Denmark's plan to seize migrants' valuables 'despicable': Human Rights Watch

A refugee tent camp in Thisted, northern Jutland, Denmark on Jan 13, 2016. PHOTO: EPA

ISTANBUL (AFP) - Legislation agreed in Denmark to seize the valuables of refugees in the hope of limiting the flow of migrants is "despicable", US-based rights watchdog Human Rights Watch (HRW) said on Wednesday (Jan 27).

"I think it's despicable that Denmark and also in a sense Switzerland are moving to seize the last remaining assets of people, who by virtue of their movement and vulnerability tend to be impoverished and have very little on them," the executive director of HRW, Kenneth Roth, told a news conference in Istanbul.
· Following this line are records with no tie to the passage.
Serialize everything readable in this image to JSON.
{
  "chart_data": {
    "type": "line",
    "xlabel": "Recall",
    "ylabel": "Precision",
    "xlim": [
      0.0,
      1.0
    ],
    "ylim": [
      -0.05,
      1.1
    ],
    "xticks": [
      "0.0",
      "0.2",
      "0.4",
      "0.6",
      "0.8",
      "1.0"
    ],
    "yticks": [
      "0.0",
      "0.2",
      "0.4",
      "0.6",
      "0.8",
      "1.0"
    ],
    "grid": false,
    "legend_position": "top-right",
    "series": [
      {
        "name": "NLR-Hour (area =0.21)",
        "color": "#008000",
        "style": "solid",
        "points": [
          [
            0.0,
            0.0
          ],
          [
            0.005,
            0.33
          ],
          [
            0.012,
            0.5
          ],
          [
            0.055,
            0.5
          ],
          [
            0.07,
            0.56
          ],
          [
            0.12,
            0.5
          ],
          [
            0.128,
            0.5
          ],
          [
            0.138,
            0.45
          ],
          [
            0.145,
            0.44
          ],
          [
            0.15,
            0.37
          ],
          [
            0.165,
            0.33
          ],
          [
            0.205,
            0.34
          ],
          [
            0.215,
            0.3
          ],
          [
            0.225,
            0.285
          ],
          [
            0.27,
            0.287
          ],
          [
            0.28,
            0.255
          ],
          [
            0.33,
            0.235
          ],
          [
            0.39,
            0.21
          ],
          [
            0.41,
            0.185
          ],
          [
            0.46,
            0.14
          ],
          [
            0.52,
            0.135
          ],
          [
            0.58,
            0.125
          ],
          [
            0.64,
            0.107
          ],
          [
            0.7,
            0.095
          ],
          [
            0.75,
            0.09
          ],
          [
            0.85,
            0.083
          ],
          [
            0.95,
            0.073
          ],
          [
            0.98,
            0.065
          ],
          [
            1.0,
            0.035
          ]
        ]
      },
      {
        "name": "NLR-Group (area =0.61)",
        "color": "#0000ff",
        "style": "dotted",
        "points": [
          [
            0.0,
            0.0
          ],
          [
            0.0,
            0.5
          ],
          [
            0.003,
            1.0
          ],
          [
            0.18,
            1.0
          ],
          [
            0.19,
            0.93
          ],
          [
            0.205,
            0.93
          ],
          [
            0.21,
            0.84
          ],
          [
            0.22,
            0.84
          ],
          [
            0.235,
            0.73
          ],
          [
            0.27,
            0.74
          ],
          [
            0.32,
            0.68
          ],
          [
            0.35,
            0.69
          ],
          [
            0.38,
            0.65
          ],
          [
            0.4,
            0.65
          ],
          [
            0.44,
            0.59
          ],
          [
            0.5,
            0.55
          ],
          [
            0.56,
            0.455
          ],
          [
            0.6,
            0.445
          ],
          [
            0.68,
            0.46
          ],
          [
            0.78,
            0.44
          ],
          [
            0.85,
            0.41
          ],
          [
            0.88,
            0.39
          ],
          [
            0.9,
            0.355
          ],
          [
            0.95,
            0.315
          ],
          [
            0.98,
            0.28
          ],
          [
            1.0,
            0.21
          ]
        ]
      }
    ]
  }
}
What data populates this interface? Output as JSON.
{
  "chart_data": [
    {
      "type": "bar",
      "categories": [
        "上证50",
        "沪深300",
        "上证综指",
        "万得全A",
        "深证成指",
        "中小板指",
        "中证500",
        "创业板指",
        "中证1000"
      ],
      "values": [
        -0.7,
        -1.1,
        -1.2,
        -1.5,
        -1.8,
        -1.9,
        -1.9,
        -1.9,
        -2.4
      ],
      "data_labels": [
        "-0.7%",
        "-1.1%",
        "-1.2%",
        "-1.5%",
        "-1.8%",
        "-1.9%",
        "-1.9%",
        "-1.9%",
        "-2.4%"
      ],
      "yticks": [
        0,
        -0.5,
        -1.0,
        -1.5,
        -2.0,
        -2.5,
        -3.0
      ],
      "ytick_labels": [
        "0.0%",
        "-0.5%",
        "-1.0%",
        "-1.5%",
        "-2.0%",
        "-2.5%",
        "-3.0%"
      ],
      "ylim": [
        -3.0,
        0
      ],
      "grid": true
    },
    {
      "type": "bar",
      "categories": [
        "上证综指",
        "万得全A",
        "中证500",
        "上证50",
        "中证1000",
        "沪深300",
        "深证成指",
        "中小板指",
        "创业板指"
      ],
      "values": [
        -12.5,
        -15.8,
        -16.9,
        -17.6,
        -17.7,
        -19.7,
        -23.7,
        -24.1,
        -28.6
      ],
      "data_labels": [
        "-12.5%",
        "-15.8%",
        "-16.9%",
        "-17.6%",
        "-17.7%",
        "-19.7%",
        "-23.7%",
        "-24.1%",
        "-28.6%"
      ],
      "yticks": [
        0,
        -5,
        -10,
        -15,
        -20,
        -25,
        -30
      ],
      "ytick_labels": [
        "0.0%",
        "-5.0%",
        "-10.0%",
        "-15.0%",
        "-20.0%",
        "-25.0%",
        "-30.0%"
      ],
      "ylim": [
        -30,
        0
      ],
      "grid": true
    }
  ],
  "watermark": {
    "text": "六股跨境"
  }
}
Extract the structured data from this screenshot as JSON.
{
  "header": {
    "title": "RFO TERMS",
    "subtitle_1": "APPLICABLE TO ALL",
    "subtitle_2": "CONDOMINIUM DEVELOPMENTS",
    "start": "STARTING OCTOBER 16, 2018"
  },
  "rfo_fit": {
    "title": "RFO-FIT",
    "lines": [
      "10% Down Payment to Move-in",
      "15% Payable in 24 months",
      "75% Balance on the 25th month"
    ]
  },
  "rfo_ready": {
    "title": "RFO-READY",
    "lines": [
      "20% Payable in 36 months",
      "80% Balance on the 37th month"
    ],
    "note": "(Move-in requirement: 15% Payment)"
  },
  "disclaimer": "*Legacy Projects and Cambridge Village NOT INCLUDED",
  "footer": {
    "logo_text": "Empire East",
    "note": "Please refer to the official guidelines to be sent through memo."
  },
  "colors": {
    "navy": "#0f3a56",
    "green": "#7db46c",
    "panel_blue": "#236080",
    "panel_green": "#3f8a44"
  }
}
Denmark's parliament on Tuesday adopted reforms aimed at dissuading migrants from seeking asylum by delaying family reunifications and allowing authorities to seize valuables to pay for the stay of migrants in asylum centres.

Meanwhile, Swiss law has since the 1990s required asylum seekers to contribute to the costs of hosting them in the wealthy Alpine country.

"Does a rich country like Denmark really need to strip the very assets of these desperate asylum seekers before providing them basic services?" asked Roth, who was presenting HRW's annual report in Istanbul.

"If Denmark wanted the asylum seekers to pay back, they would get them a job, which is what most asylum seekers want," he added.

He said the seizure plans appear "purely vindicative and purely an effort to send a signal 'don't you dare come to Denmark if you're an asylum seeker who has arrived to European Union'".

"That cold hearted response is not what we would expect from a wealthy European Union member," he added.

Some have likened the Danish proposals to the confiscation of gold and other valuables from Jews by the Nazis during the Holocaust.

But Prime Minister Lars Lokke Rasmussen defended it as "the most misunderstood bill in Denmark's history."